- Margaretatop Location within Greenland

Highest point
- Elevation: 2,360 m (7,740 ft)
- Coordinates: 73°23.1′N 26°13.3′W﻿ / ﻿73.3850°N 26.2217°W

Geography
- Location: Andrée Land (Greenland)

= Margaretatop =

Mountain in eastern Greenland

Margaretatop is a mountain in eastern Greenland. Administratively it is part of the Northeast Greenland National Park.

==History==
At the time of Lauge Koch's 1949–51 expeditions this summit was named after Margareta Hediger by American geologist John Haller, a Fellow of the Geological Society of America.

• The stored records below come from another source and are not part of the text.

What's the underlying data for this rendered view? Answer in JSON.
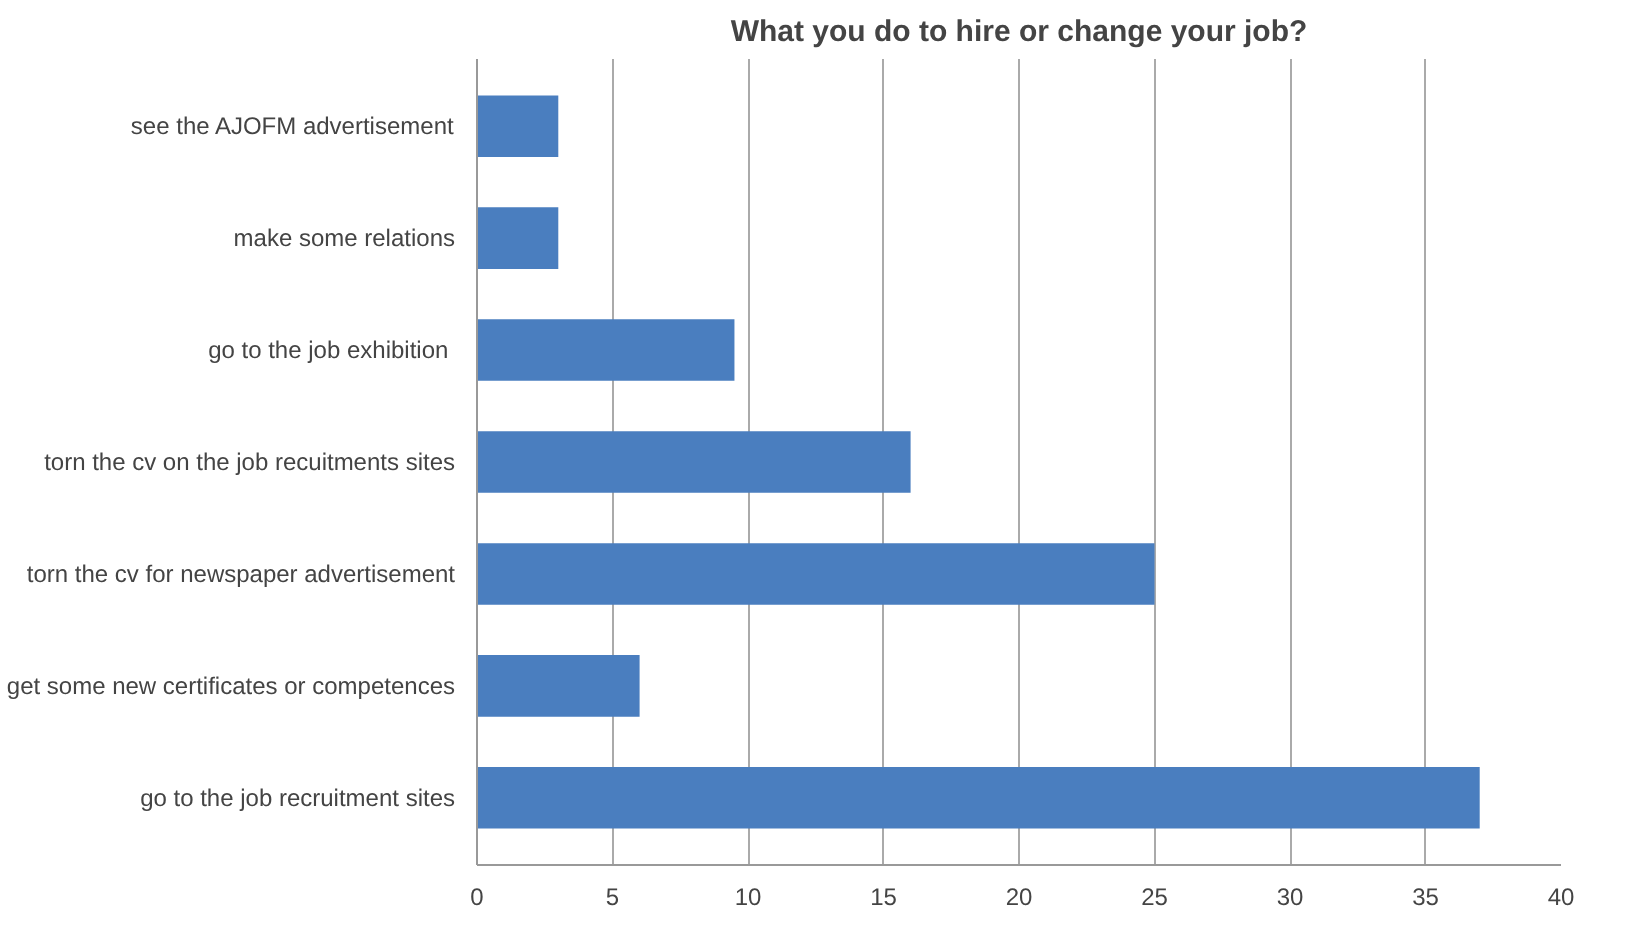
{
  "chart_data": {
    "type": "bar",
    "orientation": "horizontal",
    "title": "What you do to hire or change your job?",
    "categories": [
      "see the AJOFM advertisement",
      "make some relations",
      "go to the job  exhibition",
      "torn the cv on the job recuitments sites",
      "torn the cv for newspaper advertisement",
      "get some new certificates or competences",
      "go to the job recruitment sites"
    ],
    "values": [
      3,
      3,
      9.5,
      16,
      25,
      6,
      37
    ],
    "color": "#4a7ebf",
    "xlim": [
      0,
      40
    ],
    "xticks": [
      0,
      5,
      10,
      15,
      20,
      25,
      30,
      35,
      40
    ],
    "grid": "x"
  }
}
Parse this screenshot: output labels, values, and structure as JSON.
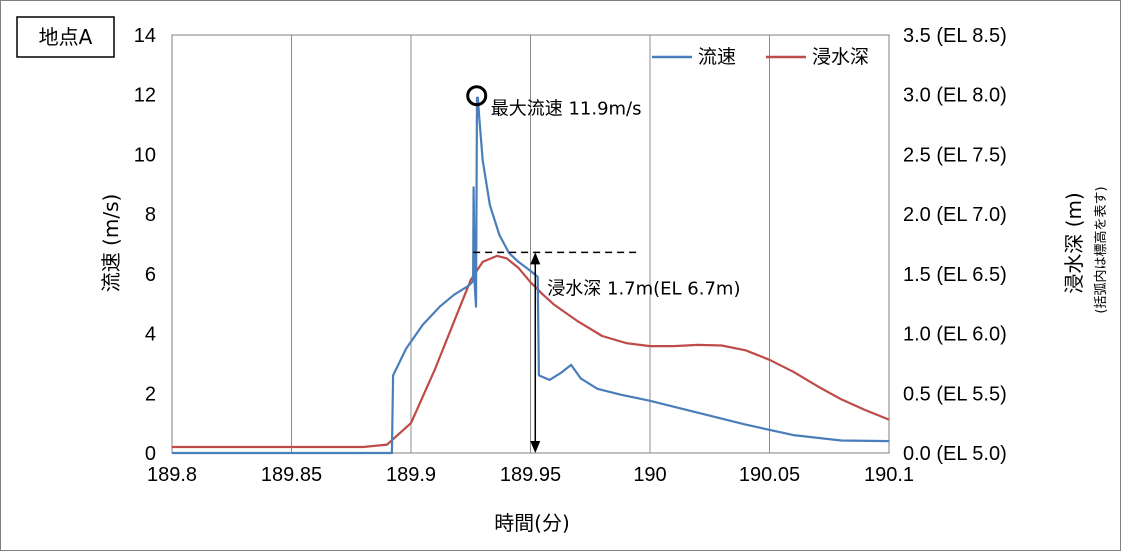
{
  "chart_data": {
    "type": "line",
    "location_label": "地点A",
    "xlabel": "時間(分)",
    "ylabel_left": "流速 (m/s)",
    "ylabel_right": "浸水深 (m)",
    "ylabel_right_note": "(括弧内は標高を表す)",
    "xlim": [
      189.8,
      190.1
    ],
    "ylim_left": [
      0,
      14
    ],
    "ylim_right": [
      0,
      3.5
    ],
    "x_ticks": [
      "189.8",
      "189.85",
      "189.9",
      "189.95",
      "190",
      "190.05",
      "190.1"
    ],
    "x_tick_values": [
      189.8,
      189.85,
      189.9,
      189.95,
      190.0,
      190.05,
      190.1
    ],
    "y_left_ticks": [
      "0",
      "2",
      "4",
      "6",
      "8",
      "10",
      "12",
      "14"
    ],
    "y_left_tick_values": [
      0,
      2,
      4,
      6,
      8,
      10,
      12,
      14
    ],
    "y_right_ticks": [
      "0.0 (EL 5.0)",
      "0.5 (EL 5.5)",
      "1.0 (EL 6.0)",
      "1.5 (EL 6.5)",
      "2.0 (EL 7.0)",
      "2.5 (EL 7.5)",
      "3.0 (EL 8.0)",
      "3.5 (EL 8.5)"
    ],
    "y_right_tick_values": [
      0,
      0.5,
      1.0,
      1.5,
      2.0,
      2.5,
      3.0,
      3.5
    ],
    "grid": "vertical",
    "legend_position": "top-right",
    "series": [
      {
        "name": "流速",
        "axis": "left",
        "color": "#4a7ebb",
        "x": [
          189.8,
          189.892,
          189.8925,
          189.898,
          189.905,
          189.912,
          189.918,
          189.924,
          189.926,
          189.9262,
          189.9267,
          189.9272,
          189.9276,
          189.928,
          189.9285,
          189.93,
          189.933,
          189.937,
          189.941,
          189.945,
          189.95,
          189.953,
          189.9535,
          189.958,
          189.963,
          189.967,
          189.971,
          189.978,
          189.988,
          190.0,
          190.02,
          190.04,
          190.06,
          190.08,
          190.1
        ],
        "y": [
          0,
          0,
          2.6,
          3.5,
          4.3,
          4.9,
          5.3,
          5.6,
          5.75,
          8.9,
          5.6,
          4.9,
          11.9,
          11.9,
          11.3,
          9.8,
          8.3,
          7.3,
          6.7,
          6.4,
          6.1,
          5.9,
          2.6,
          2.45,
          2.7,
          2.95,
          2.5,
          2.15,
          1.95,
          1.75,
          1.35,
          0.95,
          0.6,
          0.42,
          0.4
        ]
      },
      {
        "name": "浸水深",
        "axis": "right",
        "color": "#be4b48",
        "x": [
          189.8,
          189.88,
          189.89,
          189.9,
          189.91,
          189.92,
          189.925,
          189.93,
          189.936,
          189.94,
          189.945,
          189.95,
          189.955,
          189.96,
          189.97,
          189.98,
          189.99,
          190.0,
          190.01,
          190.02,
          190.03,
          190.04,
          190.05,
          190.06,
          190.07,
          190.08,
          190.09,
          190.1
        ],
        "y": [
          0.05,
          0.05,
          0.07,
          0.25,
          0.7,
          1.2,
          1.45,
          1.6,
          1.65,
          1.63,
          1.55,
          1.43,
          1.33,
          1.24,
          1.1,
          0.98,
          0.92,
          0.895,
          0.895,
          0.905,
          0.9,
          0.86,
          0.78,
          0.68,
          0.56,
          0.45,
          0.36,
          0.28
        ]
      }
    ],
    "annotations": {
      "max_velocity": {
        "text": "最大流速 11.9m/s",
        "x": 189.9275,
        "y": 11.9
      },
      "depth": {
        "text": "浸水深 1.7m(EL 6.7m)",
        "x": 189.952,
        "y_from": 0,
        "y_to": 1.68
      }
    }
  }
}
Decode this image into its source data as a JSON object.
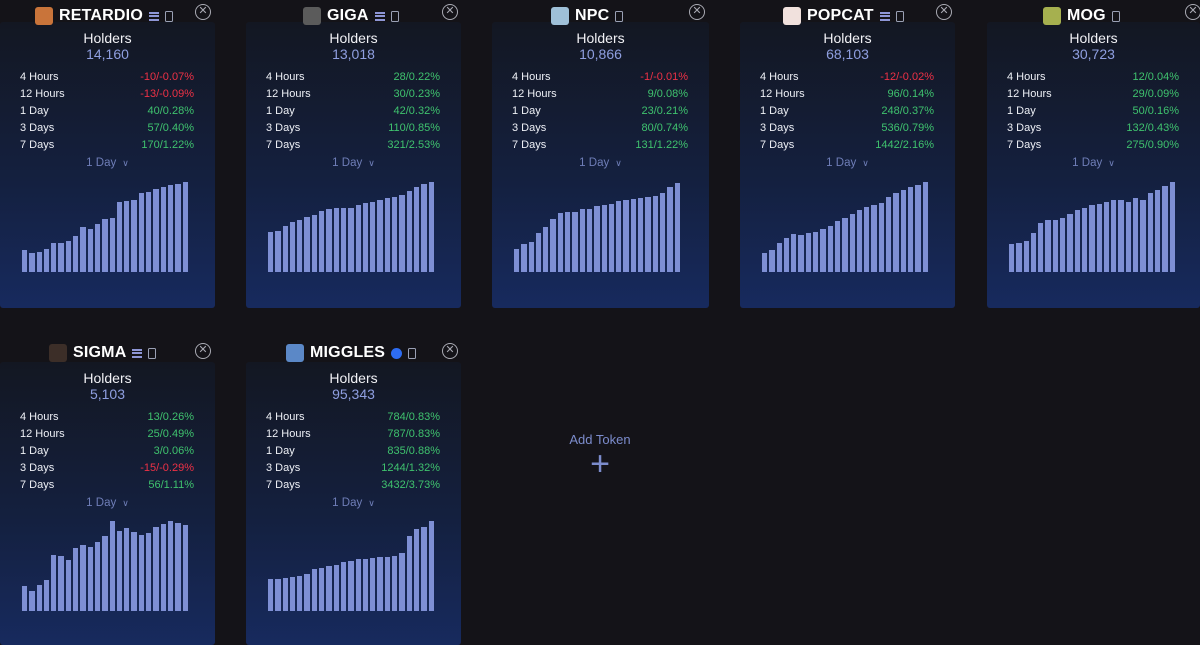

The peak is marked as "Margaretatopp" and "Margarita Spids" in some maps. Margaretasø is a small lake in neighboring Rendal at where the reflection of the mountain can be seen on its surface. This lake was named by John Haller after the same person.

==Geography==
Margaretatop is the highest point of Andrée Land.

It is a roughly 2360 m high peak that rises in the southwestern part of Andrée Land, east of the Rendal valley and northeast of the shore of the Isfjord, a northern branch of Kaiser Franz Joseph Fjord. This mountain is marked as a 7743 ft peak in the Defense Mapping Agency Greenland Navigation charts.